Just like that one great crêpe, “Brooklyn” offers a lot to admire. Saoirse Ronan embodies the mousy lead to a T. She genuinely exhibits the silent emotions of Ellis, a woman who feels lost yet at home, having left her family in Ireland for a promising retail job in America. At times, we can almost feel her conflicting feelings of anxiety and adoration. Moments that develop the onscreen relationship between her and Tony (Domhnall Gleeson), an Italian young man who takes interest in Irish women, feels bona fide. Nick Hornby’s script brings to life their relationship, as well as Ellis’s experiences in the unfamiliar Brooklyn, with a spectacularly light, whimsical tone. Of course, the film meets one’s expectations of any period piece, particularly with its beautiful costume designs and its riveting score.

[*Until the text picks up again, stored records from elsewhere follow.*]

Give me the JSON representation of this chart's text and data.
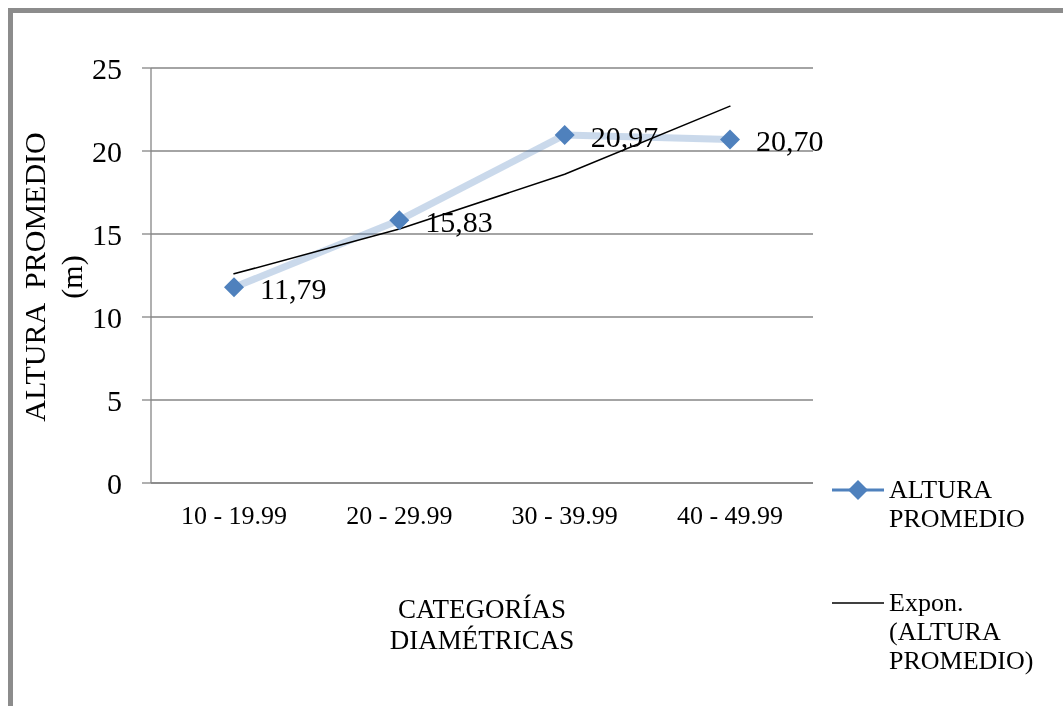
{
  "chart_data": {
    "type": "line",
    "xlabel": "CATEGORÍAS DIAMÉTRICAS",
    "ylabel": "ALTURA PROMEDIO (m)",
    "categories": [
      "10 - 19.99",
      "20 - 29.99",
      "30 - 39.99",
      "40 - 49.99"
    ],
    "series": [
      {
        "name": "ALTURA PROMEDIO",
        "color": "#4f81bd",
        "values": [
          11.79,
          15.83,
          20.97,
          20.7
        ],
        "value_labels": [
          "11,79",
          "15,83",
          "20,97",
          "20,70"
        ]
      },
      {
        "name": "Expon. (ALTURA PROMEDIO)",
        "type": "line",
        "color": "#000000",
        "values": [
          12.6,
          15.3,
          18.6,
          22.7
        ],
        "marker": "none"
      }
    ],
    "ylim": [
      0,
      25
    ],
    "yticks": [
      0,
      5,
      10,
      15,
      20,
      25
    ],
    "grid": "y",
    "legend": "right",
    "marker": "diamond"
  }
}
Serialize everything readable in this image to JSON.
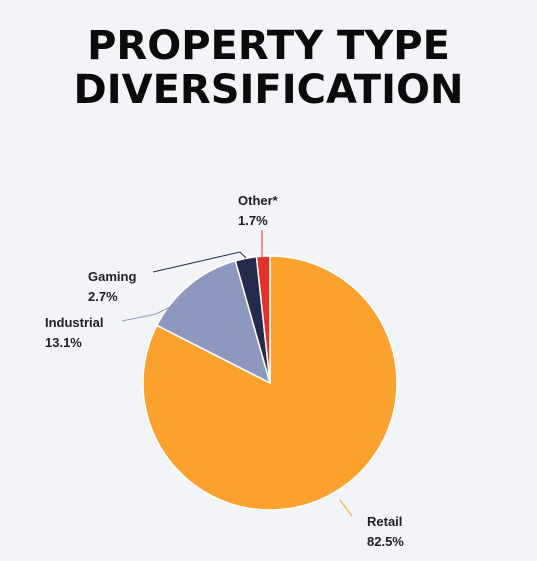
{
  "title": {
    "line1": "PROPERTY TYPE",
    "line2": "DIVERSIFICATION"
  },
  "chart_data": {
    "type": "pie",
    "title": "PROPERTY TYPE DIVERSIFICATION",
    "slices": [
      {
        "label": "Retail",
        "value": 82.5,
        "value_label": "82.5%",
        "color": "#fba12e"
      },
      {
        "label": "Industrial",
        "value": 13.1,
        "value_label": "13.1%",
        "color": "#8e98bf"
      },
      {
        "label": "Gaming",
        "value": 2.7,
        "value_label": "2.7%",
        "color": "#262a4a"
      },
      {
        "label": "Other*",
        "value": 1.7,
        "value_label": "1.7%",
        "color": "#e3322b"
      }
    ],
    "start": "12 o'clock",
    "direction": "clockwise",
    "legend": "none"
  }
}
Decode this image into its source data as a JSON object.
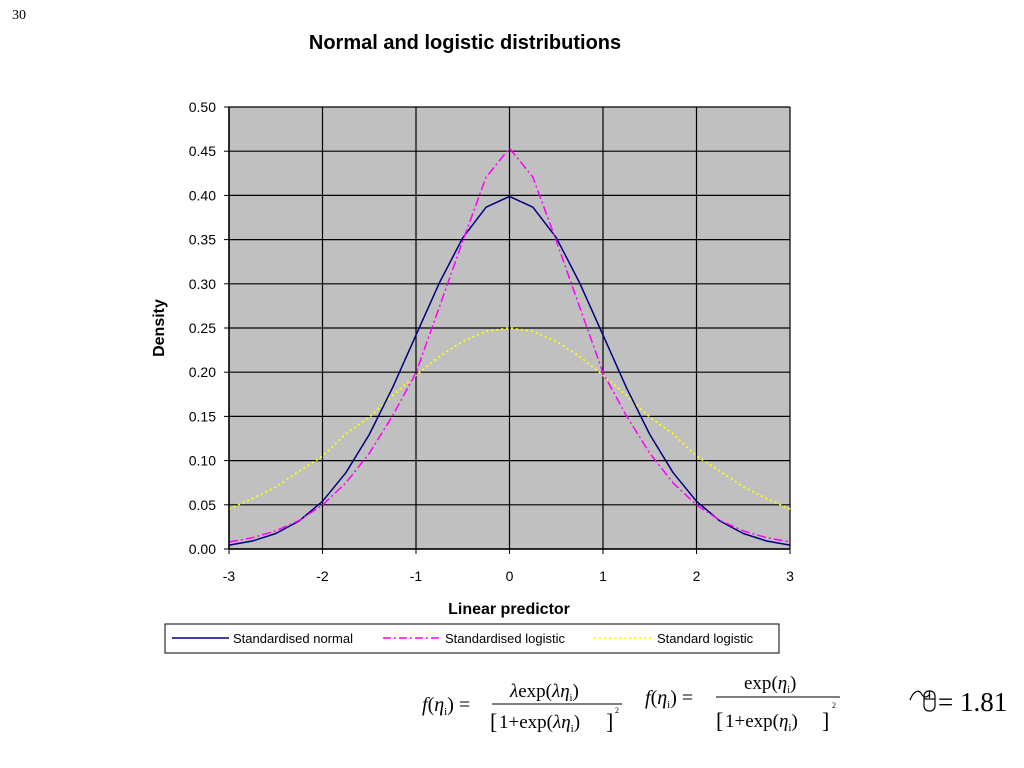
{
  "slide": {
    "number": "30"
  },
  "chart_data": {
    "type": "line",
    "title": "Normal and logistic distributions",
    "xlabel": "Linear predictor",
    "ylabel": "Density",
    "xlim": [
      -3,
      3
    ],
    "ylim": [
      0,
      0.5
    ],
    "xticks": [
      "-3",
      "-2",
      "-1",
      "0",
      "1",
      "2",
      "3"
    ],
    "yticks": [
      "0.00",
      "0.05",
      "0.10",
      "0.15",
      "0.20",
      "0.25",
      "0.30",
      "0.35",
      "0.40",
      "0.45",
      "0.50"
    ],
    "grid": true,
    "plot_background": "#c0c0c0",
    "legend_position": "bottom",
    "series": [
      {
        "name": "Standardised normal",
        "color": "#000080",
        "style": "solid",
        "x": [
          -3,
          -2.75,
          -2.5,
          -2.25,
          -2,
          -1.75,
          -1.5,
          -1.25,
          -1,
          -0.75,
          -0.5,
          -0.25,
          0,
          0.25,
          0.5,
          0.75,
          1,
          1.25,
          1.5,
          1.75,
          2,
          2.25,
          2.5,
          2.75,
          3
        ],
        "y": [
          0.0044,
          0.0091,
          0.0175,
          0.0317,
          0.054,
          0.0863,
          0.1295,
          0.1826,
          0.242,
          0.3011,
          0.3521,
          0.3867,
          0.3989,
          0.3867,
          0.3521,
          0.3011,
          0.242,
          0.1826,
          0.1295,
          0.0863,
          0.054,
          0.0317,
          0.0175,
          0.0091,
          0.0044
        ]
      },
      {
        "name": "Standardised logistic",
        "color": "#ff00ff",
        "style": "dash-dot",
        "x": [
          -3,
          -2.75,
          -2.5,
          -2.25,
          -2,
          -1.75,
          -1.5,
          -1.25,
          -1,
          -0.75,
          -0.5,
          -0.25,
          0,
          0.25,
          0.5,
          0.75,
          1,
          1.25,
          1.5,
          1.75,
          2,
          2.25,
          2.5,
          2.75,
          3
        ],
        "y": [
          0.0079,
          0.0128,
          0.0205,
          0.0323,
          0.0498,
          0.0748,
          0.1083,
          0.1507,
          0.1994,
          0.2739,
          0.3485,
          0.4206,
          0.4534,
          0.4206,
          0.3485,
          0.2739,
          0.1994,
          0.1507,
          0.1083,
          0.0748,
          0.0498,
          0.0323,
          0.0205,
          0.0128,
          0.0079
        ]
      },
      {
        "name": "Standard logistic",
        "color": "#ffff00",
        "style": "dotted",
        "x": [
          -3,
          -2.75,
          -2.5,
          -2.25,
          -2,
          -1.75,
          -1.5,
          -1.25,
          -1,
          -0.75,
          -0.5,
          -0.25,
          0,
          0.25,
          0.5,
          0.75,
          1,
          1.25,
          1.5,
          1.75,
          2,
          2.25,
          2.5,
          2.75,
          3
        ],
        "y": [
          0.0452,
          0.0571,
          0.0701,
          0.0881,
          0.105,
          0.1303,
          0.1491,
          0.1738,
          0.1966,
          0.2179,
          0.235,
          0.2461,
          0.25,
          0.2461,
          0.235,
          0.2179,
          0.1966,
          0.1738,
          0.1491,
          0.1303,
          0.105,
          0.0881,
          0.0701,
          0.0571,
          0.0452
        ]
      }
    ]
  },
  "formulas": {
    "left": {
      "f": "f",
      "eta": "η",
      "sub": "i",
      "lambda": "λ",
      "exp": "exp",
      "one_plus_exp": "1+exp",
      "power": "2"
    },
    "right": {
      "f": "f",
      "eta": "η",
      "sub": "i",
      "exp": "exp",
      "one_plus_exp": "1+exp",
      "power": "2"
    },
    "lambda_value": "= 1.81"
  }
}
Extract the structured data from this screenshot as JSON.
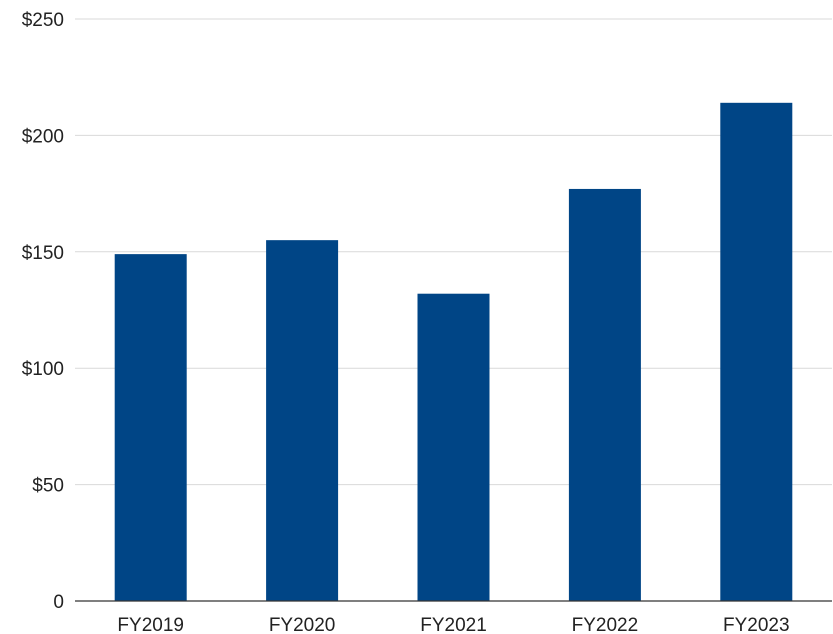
{
  "chart_data": {
    "type": "bar",
    "title": "",
    "xlabel": "",
    "ylabel": "",
    "categories": [
      "FY2019",
      "FY2020",
      "FY2021",
      "FY2022",
      "FY2023"
    ],
    "values": [
      149,
      155,
      132,
      177,
      214
    ],
    "ylim": [
      0,
      250
    ],
    "yticks": [
      0,
      50,
      100,
      150,
      200,
      250
    ],
    "ytick_labels": [
      "0",
      "$50",
      "$100",
      "$150",
      "$200",
      "$250"
    ],
    "grid": true,
    "legend": "none",
    "colors": {
      "bar": "#004586",
      "grid": "#d9d9d9",
      "axis": "#333333",
      "text": "#222222"
    }
  }
}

But just like that one great crêpe, we went in expecting so much more. For those who aren’t familiar with the Bechdel test, it is a measure of a film on whether it has (a) two women who (b) talk to each other about (c) something other than a man. “Brooklyn” fails the test. At worst, there’s two obnoxiously caricatured women that live at the boarding house with Ellis, and even in scenes without them, there isn’t a single scene in the movie where women are discussing anything other than boys and how one lives to impress them. Oh wait there is that one scene where Ellis’s boss, noticing that Ellis doesn’t seem quite herself, asks her if she is on her period. But I suppose if talking about menstruation instead of men is enough to pass a Bechdel test, then one can pass a drug test by getting a blood transfusion after smoking several ounces of marijuana. Many have labeled “Brooklyn” a “feminist” movie. I’d really like not to think that the concept of feminism is so shallow. I’m not saying that movies need to be feminist in order to be enjoyable, or that every film should pass the test. But considering that “Brooklyn” focuses primarily on women, its depiction feels rather superficial.